De rechtbank overweegt als volgt.
2.5 Het in dit geding aan de orde zijnde geschil wordt beoordeeld aan de hand van de WAO en de daarop berustende bepalingen, zoals die luidden ten tijde hier van belang.
2.6 Ingevolge artikel 35, eerste lid, van de WAO gaat de arbeidsongeschiktheidsuitkering in op de dag, met ingang van welke de belanghebbende aan de vereisten voor het recht op toekenning van de uitkering voldoet. In het tweede lid is bepaald dat in afwijking van het eerste lid de arbeidsongeschiktheidsuitkering niet vroeger kan ingaan dan een jaar vóór de dag, waarop de aanvraag werd ingediend.
2.7 In artikel 43, vijfde lid, van de WAO is bepaald dat de arbeidsongeschiktheidsuitkering wordt ingetrokken, indien degene die recht heeft op arbeidsongeschiktheidsuitkering rechtens zijn vrijheid is ontnomen, vanaf de dag dat deze vrijheidsontneming één maand heeft geduurd.
2.8 Ingevolge artikel 47b, eerste lid, heeft de persoon wiens arbeidsongeschiktheidsuitkering op grond van artikel 43, vijfde lid, is ingetrokken vanaf de dag dat hij in vrijheid wordt gesteld met inachtneming van de bepalingen van deze wet aanspraak op heropening van de arbeidsongeschiktheidsuitkering, indien hij op die dag arbeidsongeschikt is. Volgens artikel 47b, derde lid, van de WAO zijn de artikelen 19, vierde lid, 35 en 47, zevende lid, van overeenkomstige toepassing met betrekking tot de aanspraak op heropening van de arbeidsongeschiktheidsuitkering, bedoeld in dit artikel.
2.9 Niet in geschil is dat eiser over de periode van 1 januari 2004 tot 27 augustus 2004 recht heeft op een volledige WAO-uitkering en dat hij over de perioden dat hij gedetineerd is geweest, met uitzondering van de eerste maand van die perioden, geen recht heeft op WAO-uitkering.
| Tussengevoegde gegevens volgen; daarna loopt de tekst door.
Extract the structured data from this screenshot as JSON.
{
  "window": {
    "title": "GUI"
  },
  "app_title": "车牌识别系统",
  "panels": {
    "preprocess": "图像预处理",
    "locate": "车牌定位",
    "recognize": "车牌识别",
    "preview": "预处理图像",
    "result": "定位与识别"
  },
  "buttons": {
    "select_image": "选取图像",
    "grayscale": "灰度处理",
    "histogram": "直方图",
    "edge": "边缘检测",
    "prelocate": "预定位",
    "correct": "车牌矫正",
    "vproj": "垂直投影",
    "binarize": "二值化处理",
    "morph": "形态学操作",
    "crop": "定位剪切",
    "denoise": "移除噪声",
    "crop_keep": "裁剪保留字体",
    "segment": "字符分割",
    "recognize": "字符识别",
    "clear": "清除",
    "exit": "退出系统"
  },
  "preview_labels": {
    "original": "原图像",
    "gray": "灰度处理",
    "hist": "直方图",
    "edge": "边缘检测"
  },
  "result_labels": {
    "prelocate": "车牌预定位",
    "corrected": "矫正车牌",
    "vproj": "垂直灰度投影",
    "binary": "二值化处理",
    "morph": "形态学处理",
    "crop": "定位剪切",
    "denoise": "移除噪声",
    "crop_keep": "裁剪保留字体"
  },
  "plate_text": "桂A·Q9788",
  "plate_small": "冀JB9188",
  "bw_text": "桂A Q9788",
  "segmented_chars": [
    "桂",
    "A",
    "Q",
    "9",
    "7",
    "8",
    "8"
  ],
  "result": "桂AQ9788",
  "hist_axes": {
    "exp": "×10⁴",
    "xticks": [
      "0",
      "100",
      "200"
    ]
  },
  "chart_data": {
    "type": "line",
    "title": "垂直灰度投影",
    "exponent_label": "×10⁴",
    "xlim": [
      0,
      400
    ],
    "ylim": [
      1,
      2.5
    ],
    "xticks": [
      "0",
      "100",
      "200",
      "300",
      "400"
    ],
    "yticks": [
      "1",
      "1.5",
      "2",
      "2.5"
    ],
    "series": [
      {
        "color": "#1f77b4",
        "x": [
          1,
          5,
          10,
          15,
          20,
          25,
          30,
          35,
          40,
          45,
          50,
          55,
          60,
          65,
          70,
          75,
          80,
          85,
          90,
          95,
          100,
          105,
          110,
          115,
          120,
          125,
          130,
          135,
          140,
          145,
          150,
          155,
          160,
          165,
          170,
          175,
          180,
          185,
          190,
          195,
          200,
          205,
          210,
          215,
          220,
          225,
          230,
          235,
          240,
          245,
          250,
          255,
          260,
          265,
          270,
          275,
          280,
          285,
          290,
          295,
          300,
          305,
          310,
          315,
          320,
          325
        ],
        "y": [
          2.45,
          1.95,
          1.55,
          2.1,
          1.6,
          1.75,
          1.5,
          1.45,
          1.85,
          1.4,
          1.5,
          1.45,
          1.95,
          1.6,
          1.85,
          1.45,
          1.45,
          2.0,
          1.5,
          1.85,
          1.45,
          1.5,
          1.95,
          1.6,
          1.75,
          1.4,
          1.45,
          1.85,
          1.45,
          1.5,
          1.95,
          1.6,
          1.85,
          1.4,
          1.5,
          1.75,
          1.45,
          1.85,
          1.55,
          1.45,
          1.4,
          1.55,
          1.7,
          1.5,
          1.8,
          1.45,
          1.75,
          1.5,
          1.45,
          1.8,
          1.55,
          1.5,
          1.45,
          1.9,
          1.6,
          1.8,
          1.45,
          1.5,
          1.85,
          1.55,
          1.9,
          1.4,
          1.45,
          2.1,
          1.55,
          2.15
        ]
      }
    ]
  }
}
Voorts is niet in geschil dat eiser doorlopend 80-100% arbeidsongeschikt wordt geacht.
2.10 In geschil is in de eerste plaats of verweerder eisers WAO-uitkering op goede gronden eerst per 11 april 2007 heeft heropend, nadat hij heeft besloten die uitkering wegens de op 27 juli 2004 aangevangen detentieperiode per 27 augustus 2004 te beëindigen.
2.11 Verweerder heeft zich bij zijn besluitvorming ter zake van het moment van heropening van eisers WAO-uitkering gebaseerd op artikel 47b van de WAO in samenhang met artikel 35, tweede lid, van de WAO. Uit de bepalingen volgt, zo blijkt ook uit de jurisprudentie van de Centrale Raad van Beroep, inderdaad dat indien de WAO-uitkering is ingetrokken wegens detentie, de belanghebbende zelf moet vragen om heropening van de uitkering nadat de detentie is afgelopen. De uitkering kan dan niet eerder ingaan dan het tijdstip waarop om heropening is gevraagd. De rechtbank is echter van oordeel dat deze bepalingen niet kunnen worden toepast in de onderhavige situatie, waarbij verweerder eisers uitkering pas in oktober 2010 heeft ingetrokken wegens eerdere detenties in de periode 2004 - 2007. Onder deze omstandigheden kon niet van eiser worden verwacht dat hij, terwijl zijn uitkering nog niet was ingetrokken wegens detentie, bij invrijheidstelling telkens wel om heropening van zijn uitkering vroeg. Daarbij komt dat uit de gedingstukken blijkt dat eiser in de genoemde jaren meermaals contact heeft gehad met verweerder teneinde te bewerkstelligen dat zijn uitkering weer werd uitbetaald, welke op dat moment om andere redenen niet werd uitbetaald of was ingetrokken. Verweerder heeft naar oordeel van de rechtbank dan ook ten onrechte artikel 47b van de WAO in samenhang met artikel 35, tweede lid, van de WAO toegepast in de situatie van eiser.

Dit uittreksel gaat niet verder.